Modern Management of Spinal Deformities by Robert A. Dickson Jürgen Harms
Author:Robert A. Dickson,Jürgen Harms
Language: eng
Format: epub
Publisher: Thieme Medical Publishing Inc.
Published: 2017-12-02T00:00:00+00:00
Fig. 6.14 PA radiograph showing that, from T11 to L1 on the left side, a posterior plaque is seen. Note there is no rib fusion that would occur with a vertebral body failure of segmentation, because ribs are derived from the costal processes of the vertebrae.
Conversely, failures of formation tend not to have the same “tethering” effect posteriorly and, thus, while the deformity may progress in the coronal plane, it is less often associated with rotation and so progression potential tends to be less marked. However, when a failure of segmentation is sited opposite to a failure of formation (▶ Fig. 6.13)—a notoriously progressive situation 37, 39, 41—then the biplanar asymmetry so produced facilitates a marked degree of rotational progression.

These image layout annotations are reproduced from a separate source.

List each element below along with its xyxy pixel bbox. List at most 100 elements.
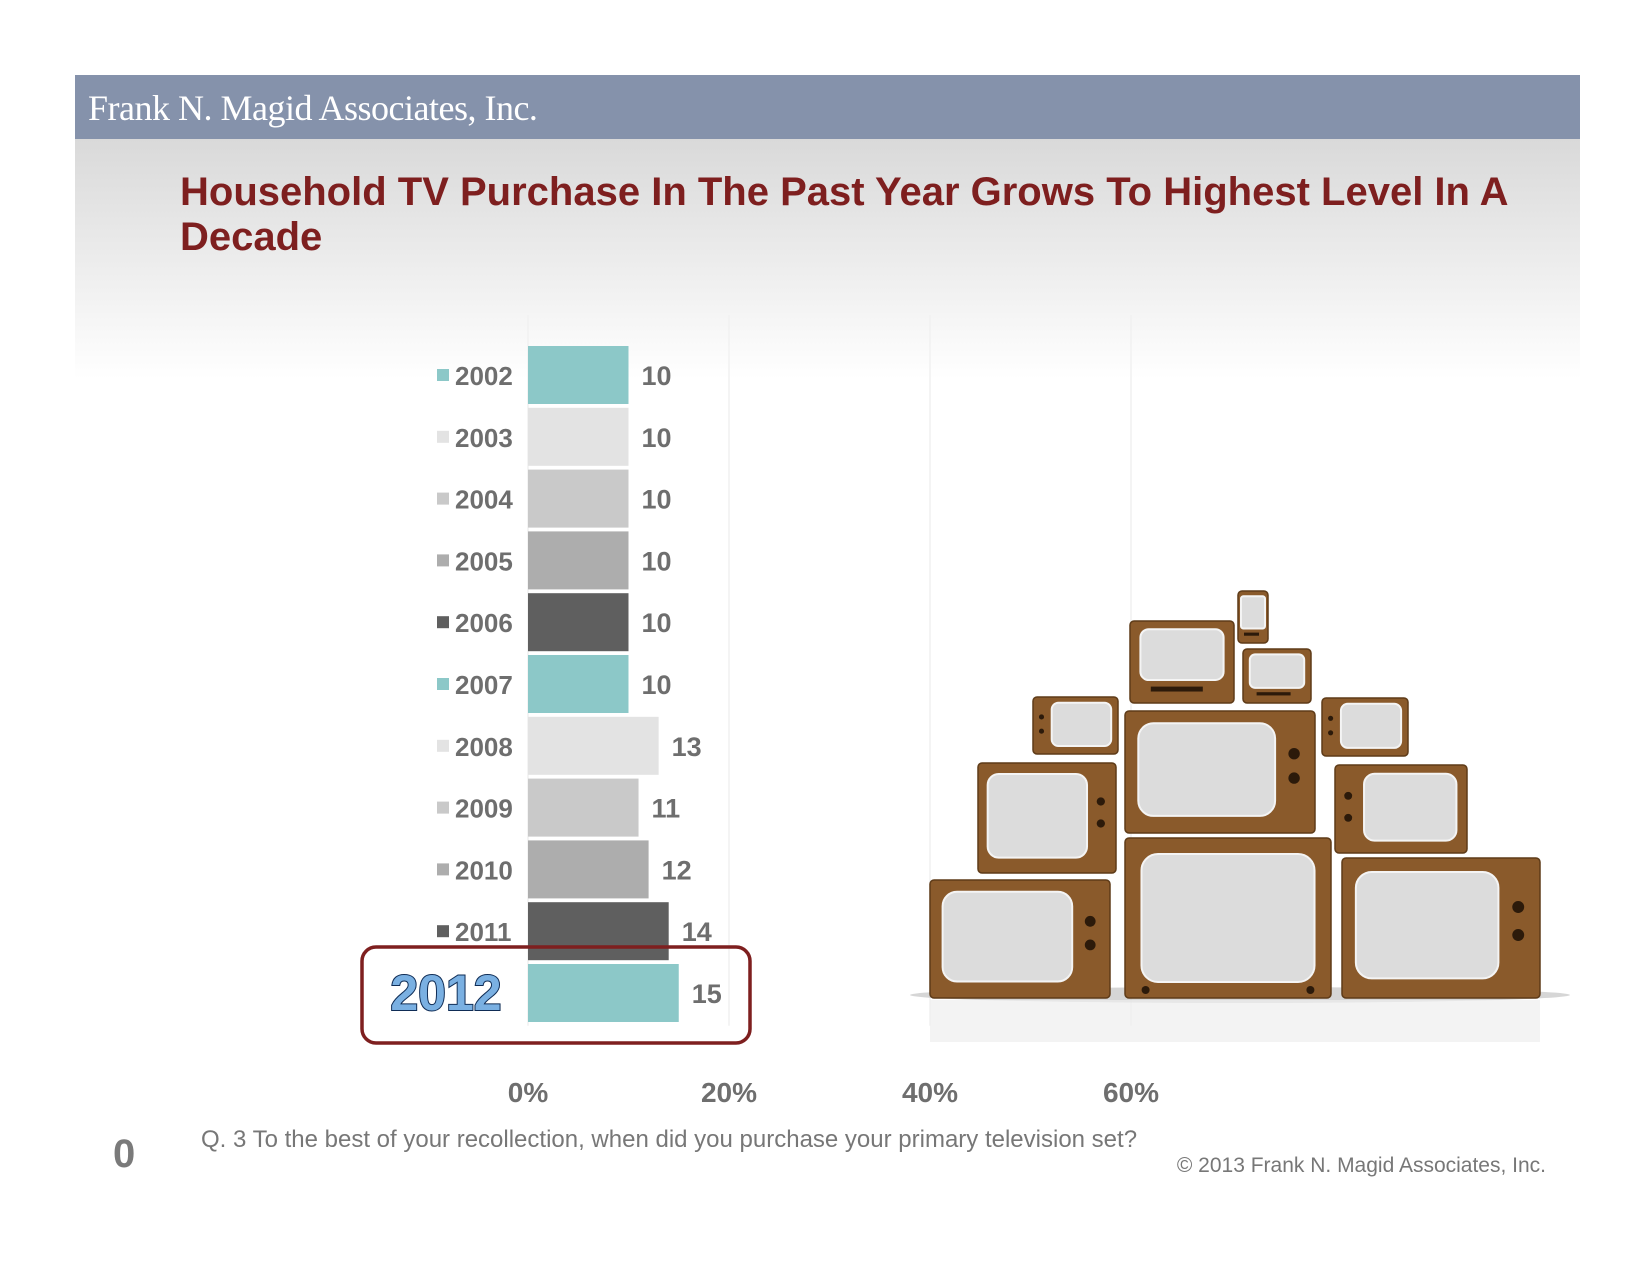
page-number: 0 xyxy=(113,1132,136,1176)
highlight-year-label: 2012 xyxy=(390,965,501,1021)
tv-knob xyxy=(1344,813,1353,822)
data-label: 12 xyxy=(662,855,692,885)
tv-screen xyxy=(1363,772,1458,842)
data-label: 10 xyxy=(642,423,672,453)
data-label: 10 xyxy=(642,608,672,638)
legend-swatch xyxy=(437,554,449,567)
tv-screen xyxy=(1248,653,1306,689)
tv-screen xyxy=(1139,628,1225,682)
legend-swatch xyxy=(437,925,449,938)
category-label: 2008 xyxy=(455,732,513,762)
tv-knob xyxy=(1328,715,1334,721)
television-icon xyxy=(1334,764,1468,854)
bar xyxy=(528,902,669,961)
bar xyxy=(528,593,629,652)
bar xyxy=(528,655,629,713)
slide-title: Household TV Purchase In The Past Year G… xyxy=(180,170,1507,259)
chart-labels: 10 2002 10 2003 10 2004 10 2005 10 2006 10 2007 13 20… xyxy=(437,361,722,1009)
tv-screen xyxy=(1137,722,1277,817)
television-icon xyxy=(1124,837,1332,999)
category-label: 2004 xyxy=(455,485,513,515)
tv-reflection xyxy=(930,1000,1540,1042)
television-icon xyxy=(1341,857,1541,999)
television-icon xyxy=(1242,648,1312,704)
data-label: 13 xyxy=(672,732,702,762)
tv-screen xyxy=(1140,853,1316,983)
x-axis-ticks: 0% 20% 40% 60% xyxy=(508,1077,1159,1108)
data-label: 10 xyxy=(642,485,672,515)
tv-knob xyxy=(1512,901,1525,913)
category-label: 2006 xyxy=(455,608,513,638)
category-label: 2011 xyxy=(455,917,511,947)
television-icon xyxy=(1124,710,1316,834)
bar-chart: 10 2002 10 2003 10 2004 10 2005 10 2006 10 2007 13 20… xyxy=(360,315,1570,1108)
television-icon xyxy=(929,879,1111,999)
bar xyxy=(528,716,659,775)
category-label: 2007 xyxy=(455,670,513,700)
tv-knob xyxy=(1328,730,1334,736)
chart-bars xyxy=(528,346,679,1022)
category-label: 2010 xyxy=(455,855,513,885)
category-label: 2005 xyxy=(455,546,513,576)
television-icon xyxy=(1321,697,1409,757)
highlight-callout: 2012 xyxy=(360,945,752,1045)
category-label: 2002 xyxy=(455,361,513,391)
copyright-notice: © 2013 Frank N. Magid Associates, Inc. xyxy=(1176,1154,1546,1177)
survey-question-footnote: Q. 3 To the best of your recollection, w… xyxy=(201,1126,1138,1153)
tv-speaker-grille xyxy=(1244,632,1259,636)
bar xyxy=(528,778,639,837)
tv-knob xyxy=(1096,797,1105,806)
legend-swatch xyxy=(437,430,449,443)
x-tick-label: 20% xyxy=(701,1077,757,1108)
tv-knob xyxy=(1512,929,1525,941)
data-label: 10 xyxy=(642,361,672,391)
x-tick-label: 0% xyxy=(508,1077,549,1108)
bar xyxy=(528,469,629,528)
data-label: 10 xyxy=(642,670,672,700)
category-label: 2009 xyxy=(455,794,513,824)
television-icon xyxy=(977,762,1117,874)
x-tick-label: 60% xyxy=(1103,1077,1159,1108)
legend-swatch xyxy=(437,801,449,814)
tv-knob xyxy=(1084,915,1096,927)
highlight-outline xyxy=(360,945,752,1045)
x-tick-label: 40% xyxy=(902,1077,958,1108)
tv-screen xyxy=(1339,702,1403,749)
legend-swatch xyxy=(437,369,449,381)
tv-screen xyxy=(941,890,1074,983)
tv-screen xyxy=(1050,701,1113,748)
bar xyxy=(528,407,629,466)
tv-knob xyxy=(1096,819,1105,828)
legend-swatch xyxy=(437,739,449,752)
tv-knob xyxy=(1141,986,1150,994)
bar xyxy=(528,531,629,590)
legend-swatch xyxy=(437,492,449,505)
legend-swatch xyxy=(437,678,449,690)
title-background xyxy=(75,139,1580,379)
tv-screen xyxy=(986,773,1089,859)
television-icon xyxy=(1032,696,1119,755)
tv-knob xyxy=(1288,772,1300,784)
tv-knob xyxy=(1038,714,1045,720)
tv-speaker-grille xyxy=(1150,686,1203,692)
data-label: 14 xyxy=(682,917,712,947)
bar xyxy=(528,840,649,899)
bar xyxy=(528,964,679,1022)
header-band: Frank N. Magid Associates, Inc. xyxy=(75,75,1580,139)
bar xyxy=(528,346,629,404)
tv-knob xyxy=(1306,986,1315,994)
tv-knob xyxy=(1038,728,1045,734)
tv-knob xyxy=(1084,939,1096,951)
tv-knob xyxy=(1288,748,1300,760)
category-label: 2003 xyxy=(455,423,513,453)
tv-screen xyxy=(1240,595,1266,630)
stacked-tv-illustration xyxy=(910,590,1570,1042)
company-logo-text: Frank N. Magid Associates, Inc. xyxy=(88,88,538,128)
television-icon xyxy=(1237,590,1269,644)
legend-swatch xyxy=(437,616,449,629)
tv-knob xyxy=(1344,791,1353,800)
tv-screen xyxy=(1354,871,1500,980)
legend-swatch xyxy=(437,863,449,876)
data-label: 10 xyxy=(642,546,672,576)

It has also been stated that a bilateral failure of segmentation should theoretically not produce a scoliosis 37 and yet sometimes, apparently surprisingly, a curvature is seen. This is due entirely to the sagittal plane. Two, or more, vertebrae that are fused together before birth do not develop a normal sagittal shape and this area also represents a region of stiffness. In the thoracic region a normal kyphotic shape is essential so that the axis of spinal rotation is anterior to the vertebral bodies in order to protect them from rotation. 36 With block vertebrae the axis is now sited more posteriorly and, as the block is not always symmetrical in the coronal plane, this latter provides directional instability to the block and thus a rotational lordoscoliosis is produced in exactly the same fashion as with idiopathic scoliosis. It is therefore not uncommon to encounter an apparently idiopathic deformity with a disk space that is absent or difficult to visualize to which the semantically incorrect term congenital idiopathic scoliosis would appear very appropriate (▶ Fig. 6.15). As we have seen, if the area of congenital fusion is cervicothoracic and resists rotation locally, then rotation can be translated lower down the spine, as not uncommonly occurs with the Klippel Feil syndrome.